Ande Loader Malware Targets Manufacturing Sector in North America

Blind Eagle, also known as APT-C-36, has been observed utilizing a loader malware named Ande Loader to distribute remote access trojans (RATs) like Remcos RAT and NjRAT. The attacks primarily target Spanish-speaking users in the manufacturing industry based in North America. These malicious activities are executed through phishing emails containing RAR and BZ2 archives, serving as the initial vectors of infection. The archives are password-protected and contain Visual Basic Script (VBScript) files, responsible for establishing persistence and launching Ande Loader. Once executed, Ande Loader facilitates the deployment of RAT payloads.

Notably, Blind Eagle employs crypters developed by individuals known as Roda and Pjoao1578 to obfuscate their malware, adding layers of complexity to their malicious activities. Additionally, an alternative attack sequence observed by cybersecurity firm eSentire involves the distribution of a BZ2 archive via a Discord content delivery network link, resulting in the deployment of NjRAT instead of Remcos RAT.

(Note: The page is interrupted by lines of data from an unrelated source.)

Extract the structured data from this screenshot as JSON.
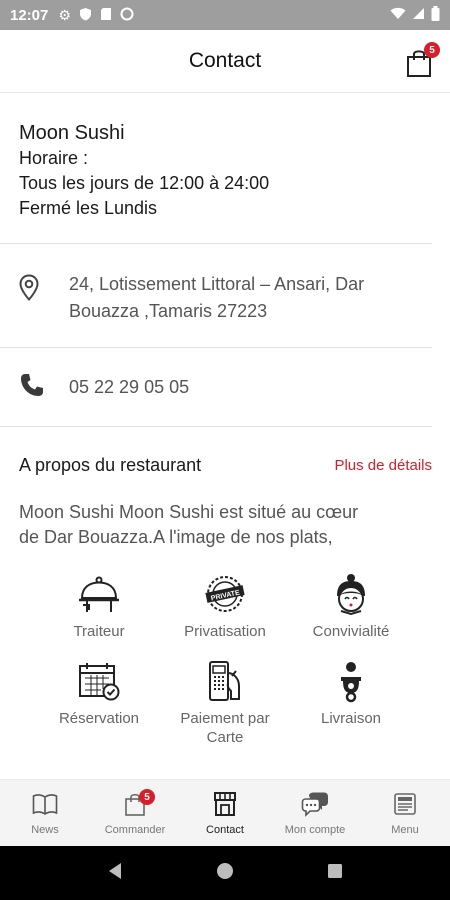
{
  "status_bar": {
    "time": "12:07"
  },
  "header": {
    "title": "Contact",
    "cart_badge": "5"
  },
  "restaurant": {
    "name": "Moon Sushi",
    "hours_label": "Horaire :",
    "hours": "Tous les jours de 12:00 à 24:00",
    "closed": "Fermé les Lundis"
  },
  "address": {
    "line1": "24, Lotissement Littoral – Ansari, Dar",
    "line2": "Bouazza ,Tamaris 27223"
  },
  "phone": {
    "number": "05 22 29 05 05"
  },
  "about": {
    "title": "A propos du restaurant",
    "link": "Plus de détails",
    "text_line1": "Moon Sushi Moon Sushi est situé au cœur",
    "text_line2": "de Dar Bouazza.A l'image de nos plats,"
  },
  "features": [
    {
      "label": "Traiteur",
      "icon": "cloche-icon"
    },
    {
      "label": "Privatisation",
      "icon": "private-stamp-icon"
    },
    {
      "label": "Convivialité",
      "icon": "geisha-icon"
    },
    {
      "label": "Réservation",
      "icon": "calendar-check-icon"
    },
    {
      "label": "Paiement par Carte",
      "icon": "card-terminal-icon"
    },
    {
      "label": "Livraison",
      "icon": "scooter-icon"
    }
  ],
  "bottom_nav": [
    {
      "label": "News",
      "icon": "book-icon"
    },
    {
      "label": "Commander",
      "icon": "bag-icon",
      "badge": "5"
    },
    {
      "label": "Contact",
      "icon": "store-icon"
    },
    {
      "label": "Mon compte",
      "icon": "chat-icon"
    },
    {
      "label": "Menu",
      "icon": "menu-card-icon"
    }
  ],
  "colors": {
    "accent": "#d21f2b",
    "badge": "#d81e2a",
    "status_bar": "#9e9e9e"
  }
}
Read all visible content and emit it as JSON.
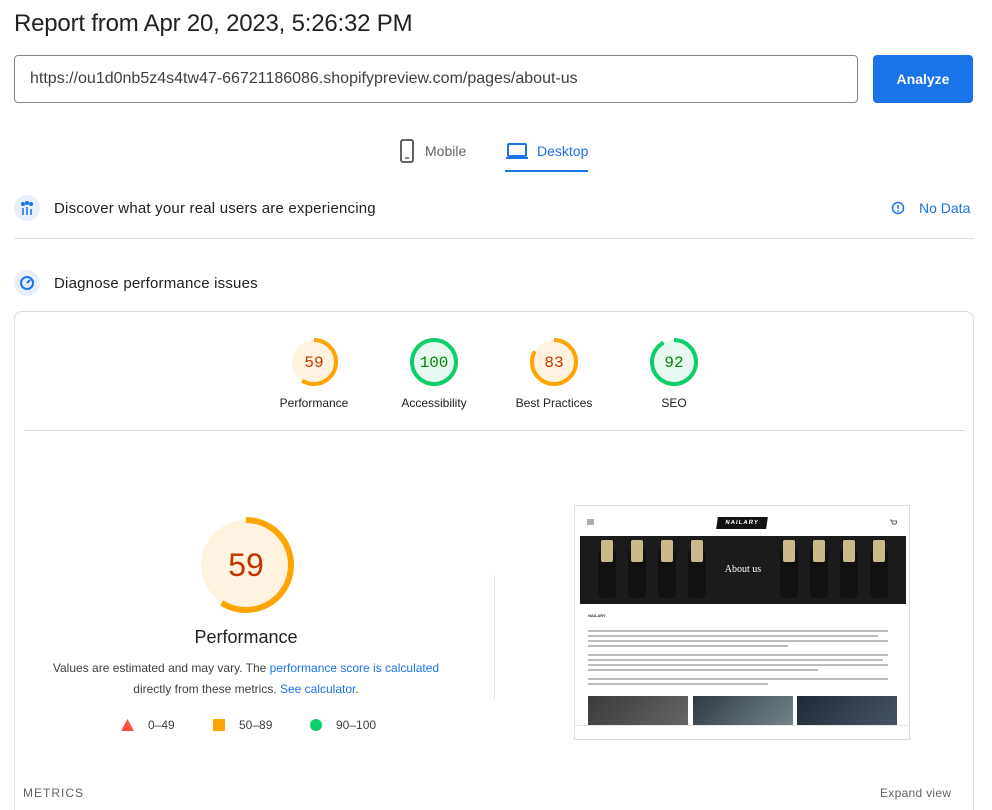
{
  "header": {
    "title": "Report from Apr 20, 2023, 5:26:32 PM"
  },
  "url_bar": {
    "value": "https://ou1d0nb5z4s4tw47-66721186086.shopifypreview.com/pages/about-us",
    "analyze_label": "Analyze"
  },
  "tabs": [
    {
      "label": "Mobile",
      "icon": "phone-icon",
      "selected": false
    },
    {
      "label": "Desktop",
      "icon": "laptop-icon",
      "selected": true
    }
  ],
  "crux": {
    "title": "Discover what your real users are experiencing",
    "status": "No Data"
  },
  "diagnose": {
    "title": "Diagnose performance issues"
  },
  "categories": [
    {
      "label": "Performance",
      "score": "59",
      "color": "#ffa400",
      "fill": "#fff3e0",
      "text_color": "#c33300"
    },
    {
      "label": "Accessibility",
      "score": "100",
      "color": "#0cce6b",
      "fill": "#e6f8ef",
      "text_color": "#008800"
    },
    {
      "label": "Best Practices",
      "score": "83",
      "color": "#ffa400",
      "fill": "#fff3e0",
      "text_color": "#c33300"
    },
    {
      "label": "SEO",
      "score": "92",
      "color": "#0cce6b",
      "fill": "#e6f8ef",
      "text_color": "#008800"
    }
  ],
  "performance": {
    "score": "59",
    "title": "Performance",
    "desc_1": "Values are estimated and may vary. The ",
    "desc_link_1": "performance score is calculated",
    "desc_2": "directly from these metrics. ",
    "desc_link_2": "See calculator",
    "desc_3": "."
  },
  "legend": [
    {
      "shape": "triangle",
      "range": "0–49",
      "color": "#ff4e42"
    },
    {
      "shape": "square",
      "range": "50–89",
      "color": "#ffa400"
    },
    {
      "shape": "circle",
      "range": "90–100",
      "color": "#0cce6b"
    }
  ],
  "screenshot": {
    "logo": "NAILARY",
    "hero_text": "About us",
    "heading": "NAILARY"
  },
  "metrics": {
    "label": "METRICS",
    "expand": "Expand view"
  },
  "colors": {
    "accent": "#1a73e8"
  }
}
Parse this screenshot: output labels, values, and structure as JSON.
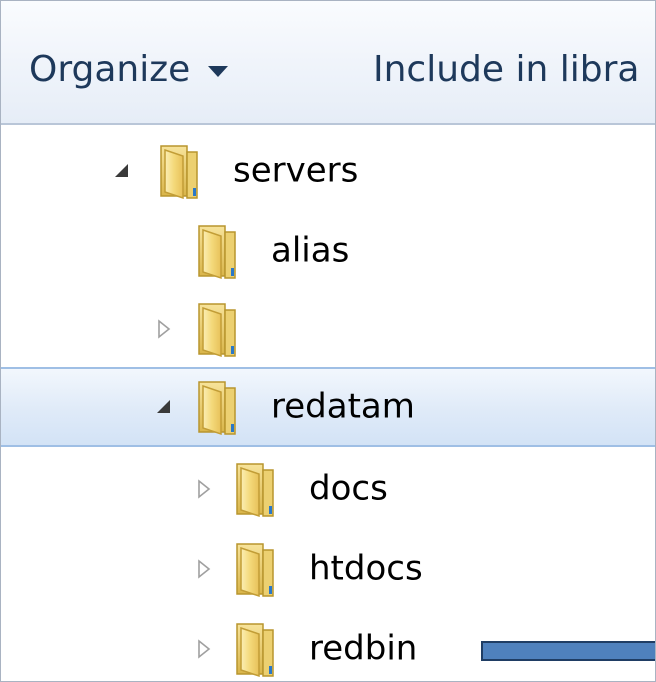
{
  "toolbar": {
    "organize_label": "Organize",
    "include_label": "Include in libra"
  },
  "tree": {
    "items": [
      {
        "label": "servers",
        "expander": "expanded-arrow-icon",
        "icon": "folder-icon"
      },
      {
        "label": "alias",
        "expander": "none",
        "icon": "folder-icon"
      },
      {
        "label": "",
        "expander": "collapsed-arrow-icon",
        "icon": "folder-icon"
      },
      {
        "label": "redatam",
        "expander": "expanded-arrow-icon",
        "icon": "folder-icon",
        "selected": true
      },
      {
        "label": "docs",
        "expander": "collapsed-arrow-icon",
        "icon": "folder-icon"
      },
      {
        "label": "htdocs",
        "expander": "collapsed-arrow-icon",
        "icon": "folder-icon"
      },
      {
        "label": "redbin",
        "expander": "collapsed-arrow-icon",
        "icon": "folder-icon"
      }
    ]
  },
  "colors": {
    "toolbar_text": "#1e395b",
    "selection_fill": "#dfeaf8",
    "selection_border": "#9fbfe5",
    "folder_yellow": "#f3d56e",
    "highlight_bar": "#4f81bd"
  }
}
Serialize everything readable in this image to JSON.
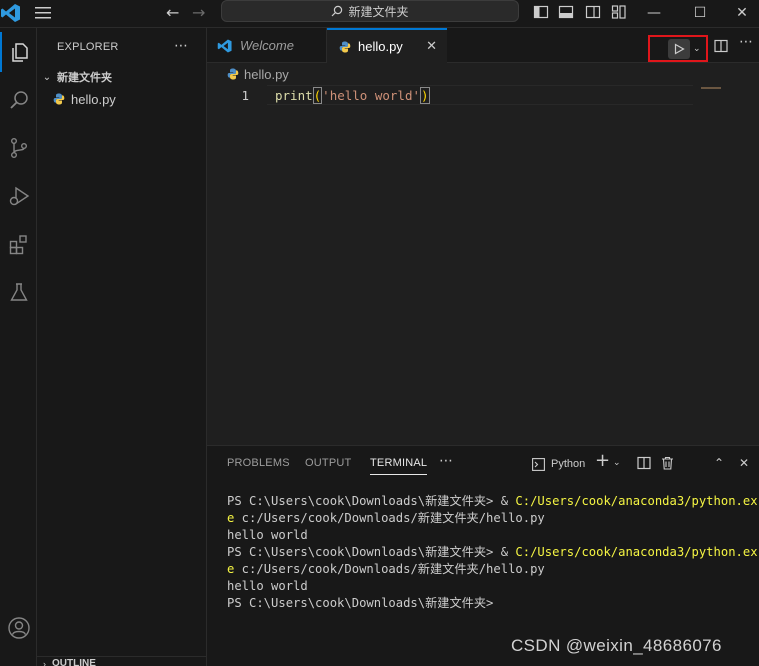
{
  "window": {
    "search_text": "新建文件夹"
  },
  "sidebar": {
    "title": "EXPLORER",
    "folder_name": "新建文件夹",
    "files": [
      "hello.py"
    ],
    "outline_label": "OUTLINE"
  },
  "editor": {
    "tabs": [
      {
        "label": "Welcome",
        "icon": "vscode-icon"
      },
      {
        "label": "hello.py",
        "icon": "python-icon",
        "active": true
      }
    ],
    "breadcrumb": "hello.py",
    "lines": [
      {
        "number": "1",
        "fn": "print",
        "open": "(",
        "string": "'hello world'",
        "close": ")"
      }
    ]
  },
  "panel": {
    "tabs": [
      "PROBLEMS",
      "OUTPUT",
      "TERMINAL"
    ],
    "active_tab": "TERMINAL",
    "terminal_profile": "Python",
    "terminal": {
      "prompt1": "PS C:\\Users\\cook\\Downloads\\新建文件夹> & ",
      "exe1a": "C:/Users/cook/anaconda3/python.ex",
      "exe1b": "e",
      "arg1": " c:/Users/cook/Downloads/新建文件夹/hello.py",
      "out1": "hello world",
      "prompt2": "PS C:\\Users\\cook\\Downloads\\新建文件夹> & ",
      "exe2a": "C:/Users/cook/anaconda3/python.ex",
      "exe2b": "e",
      "arg2": " c:/Users/cook/Downloads/新建文件夹/hello.py",
      "out2": "hello world",
      "prompt3": "PS C:\\Users\\cook\\Downloads\\新建文件夹>"
    }
  },
  "watermark": "CSDN @weixin_48686076",
  "colors": {
    "accent": "#0078d4",
    "highlight_box": "#e0161b",
    "terminal_exe": "#f5f543"
  }
}
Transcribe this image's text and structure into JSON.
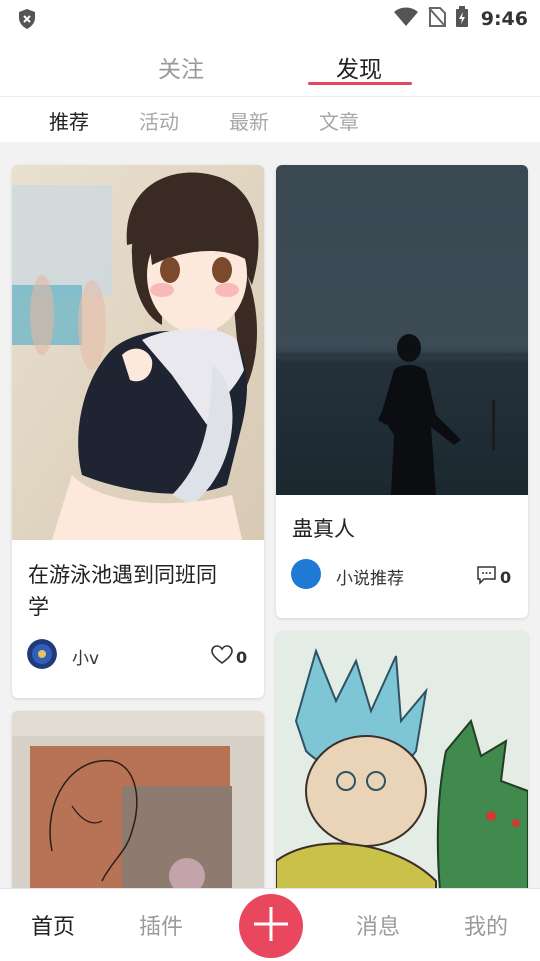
{
  "status_bar": {
    "time": "9:46",
    "icons": [
      "shield-icon",
      "wifi-icon",
      "no-sim-icon",
      "battery-charging-icon"
    ]
  },
  "top_tabs": [
    {
      "label": "关注",
      "active": false
    },
    {
      "label": "发现",
      "active": true
    }
  ],
  "sub_tabs": [
    {
      "label": "推荐",
      "active": true
    },
    {
      "label": "活动",
      "active": false
    },
    {
      "label": "最新",
      "active": false
    },
    {
      "label": "文章",
      "active": false
    }
  ],
  "cards": [
    {
      "title_line1": "在游泳池遇到同班同",
      "title_line2": "学",
      "author": "小v",
      "count": "0",
      "count_icon": "heart-icon"
    },
    {
      "title": "蛊真人",
      "author": "小说推荐",
      "count": "0",
      "count_icon": "comment-icon"
    },
    {
      "title": "",
      "author": "",
      "count": ""
    },
    {
      "title": "",
      "author": "",
      "count": ""
    }
  ],
  "bottom_nav": [
    {
      "label": "首页",
      "active": true
    },
    {
      "label": "插件",
      "active": false
    },
    {
      "label": "",
      "icon": "plus-icon"
    },
    {
      "label": "消息",
      "active": false
    },
    {
      "label": "我的",
      "active": false
    }
  ],
  "colors": {
    "accent": "#e8475e",
    "avatar_blue": "#1f7ad6"
  }
}
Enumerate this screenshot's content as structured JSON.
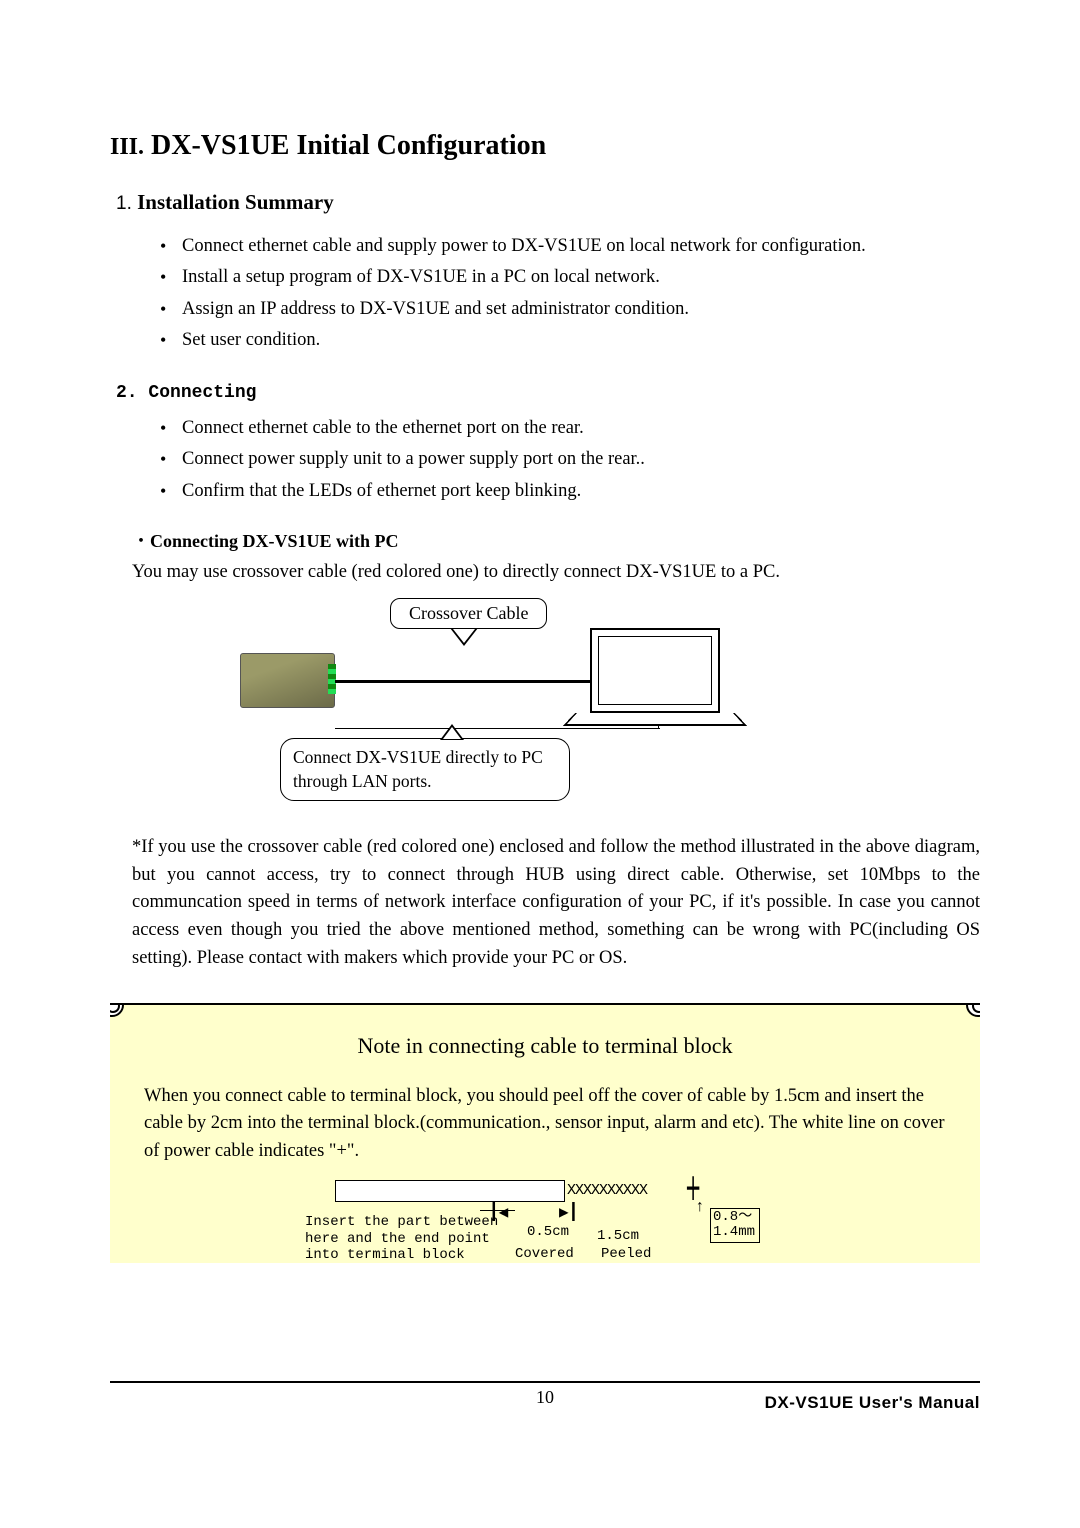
{
  "heading": {
    "roman": "III.",
    "title": "DX-VS1UE Initial Configuration"
  },
  "section1": {
    "num": "1.",
    "title": "Installation Summary",
    "bullets": [
      "Connect ethernet cable and supply power to DX-VS1UE on local network for configuration.",
      "Install a setup program of DX-VS1UE in a PC on local network.",
      "Assign an IP address to DX-VS1UE and set administrator condition.",
      "Set user condition."
    ]
  },
  "section2": {
    "num": "2.",
    "title": "Connecting",
    "bullets": [
      "Connect ethernet cable to the ethernet port on the rear.",
      "Connect power supply unit to a power supply port on the rear..",
      "Confirm that the LEDs of ethernet port keep blinking."
    ]
  },
  "sub": {
    "bullet": "・",
    "title": "Connecting DX-VS1UE with PC",
    "text": "You may use crossover cable (red colored one) to directly connect DX-VS1UE to a PC."
  },
  "diagram": {
    "crossover": "Crossover Cable",
    "connect_box": "Connect DX-VS1UE directly to PC through LAN ports."
  },
  "note_paragraph": "*If you use the crossover cable (red colored one) enclosed and follow the method illustrated in the above diagram, but you cannot access, try to connect through HUB using direct cable. Otherwise, set 10Mbps to the communcation speed in terms of network interface configuration of your PC, if it's possible. In case you cannot access even though you tried the above mentioned method, something can be wrong with PC(including OS setting). Please contact with makers which provide your PC or OS.",
  "note_block": {
    "title": "Note in connecting cable to terminal block",
    "body": "When you connect cable to terminal block, you should peel off the cover of cable by 1.5cm and insert the cable by 2cm into the terminal block.(communication., sensor input, alarm and etc). The white line on cover of power cable indicates \"+\".",
    "d": {
      "insert": "Insert the part between here and the end point into terminal block",
      "size05": "0.5cm",
      "size15": "1.5cm",
      "thickness": "0.8～ 1.4mm",
      "covered": "Covered",
      "peeled": "Peeled",
      "x": "XXXXXXXXXX"
    }
  },
  "footer": {
    "page": "10",
    "manual": "DX-VS1UE User's Manual"
  }
}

Security Officer Comments:
Meanwhile, SonicWall has uncovered details about another loader malware called DBatLoader, which exploits a vulnerable driver associated with RogueKiller AntiMalware software to disable security solutions and deliver Remcos RAT. The malware, often concealed within highly obfuscated email attachments, poses significant challenges for detection and mitigation.

Suggested Corrections:
Researchers recommend implementing the following controls to help secure your organization against Blind Eagle:

  • Confirm that all devices are protected with Endpoint Detection and Response (EDR) solutions.
  • Implement a Phishing and Security Awareness Training (PSAT) program that educates and informs your employees on emerging threats in the threat landscape.

While the TTPs used by threat actor(s) grow in sophistication, they lead to a certain level of difficulties at which critical business decisions must be made. Preventing the various attack technique and tactics utilized by the modern threat actor requires actively monitoring the threat landscape, developing and deploying endpoint detections, and the ability to investigate logs & network data during active intrusions.